Tags: #Intriga, Histórico

—No me importaría hacer un viaje a Preneste —se ofreció mi socio con expectación. Le hice caso omiso. Era demasiado novato para decirle que las excursiones eran cosa mía, mientras que el aprendiz vigilaba la tienda. Uno tenía que asegurarse de que una persona joven no se desanimara al enfrentarse con las injusticias de la vida.

No habíamos descubierto nada. Tuvimos que admitir que no teníamos ni la menor idea de qué buscar. Hice una señal sobre Preneste en un mapa de carreteras con desgana, no demasiado entusiasmado por emprender el viaje con el tiempo caluroso. Sabía que Petro no podría conseguir el coste del transporte, ya que quedaba fuera de su jurisdicción. Rubela estaría encantado de abalanzarse sobre tamaña infracción de las reglas.

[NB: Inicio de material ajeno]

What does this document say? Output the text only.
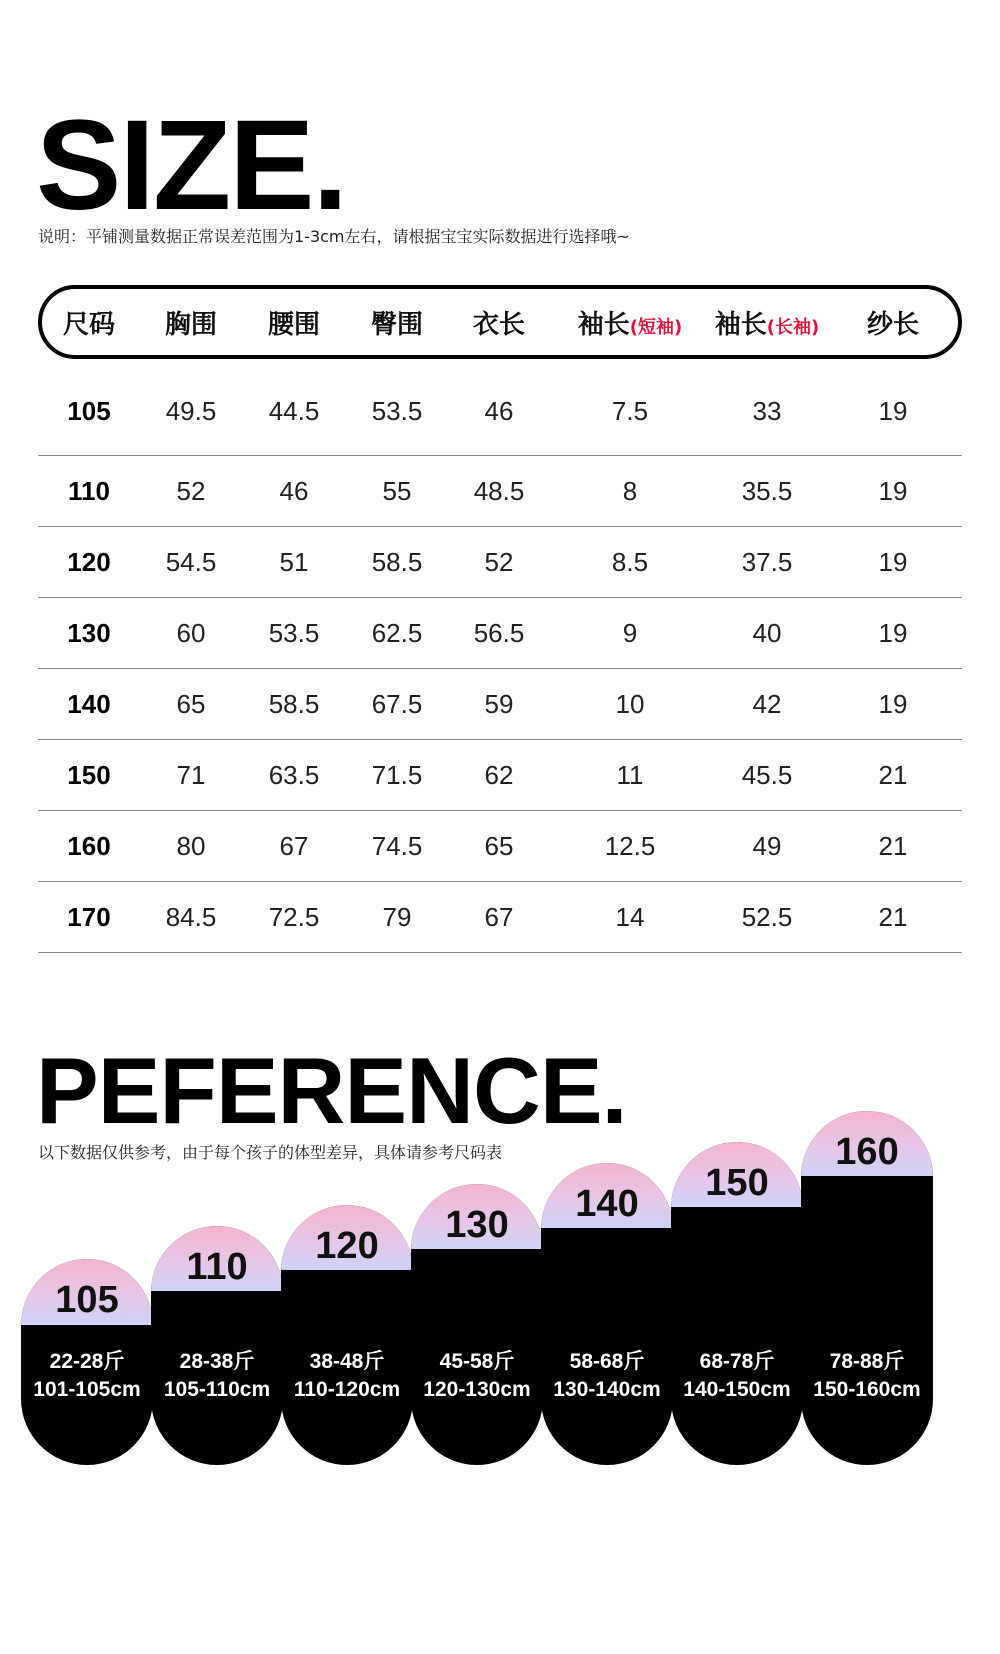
SIZE.

说明：平铺测量数据正常误差范围为1-3cm左右，请根据宝宝实际数据进行选择哦~

尺码	胸围	腰围	臀围	衣长	袖长(短袖)	袖长(长袖)	纱长
105	49.5	44.5	53.5	46	7.5	33	19
110	52	46	55	48.5	8	35.5	19
120	54.5	51	58.5	52	8.5	37.5	19
130	60	53.5	62.5	56.5	9	40	19
140	65	58.5	67.5	59	10	42	19
150	71	63.5	71.5	62	11	45.5	21
160	80	67	74.5	65	12.5	49	21
170	84.5	72.5	79	67	14	52.5	21
PEFERENCE.

以下数据仅供参考，由于每个孩子的体型差异，具体请参考尺码表

105
22-28斤
101-105cm
110
28-38斤
105-110cm
120
38-48斤
110-120cm
130
45-58斤
120-130cm
140
58-68斤
130-140cm
150
68-78斤
140-150cm
160
78-88斤
150-160cm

De todos modos, si tenía que salir de la ciudad elegiría ir a Tibur, donde poseía una granja y necesitaba controlar al nuevo arrendatario. ¡Ni de broma! Se supone que los informantes no tienen vida privada.

—¿Estamos perdiendo el tiempo, Falco?

—La mayor parte de este trabajo es una pérdida de tiempo, Aulo.

—¿Por qué nos molestamos, entonces?

—Por ese diminuto trocito de información que lo resuelve todo. —Si lo encontráramos, era poco probable que reparáramos siquiera en ello.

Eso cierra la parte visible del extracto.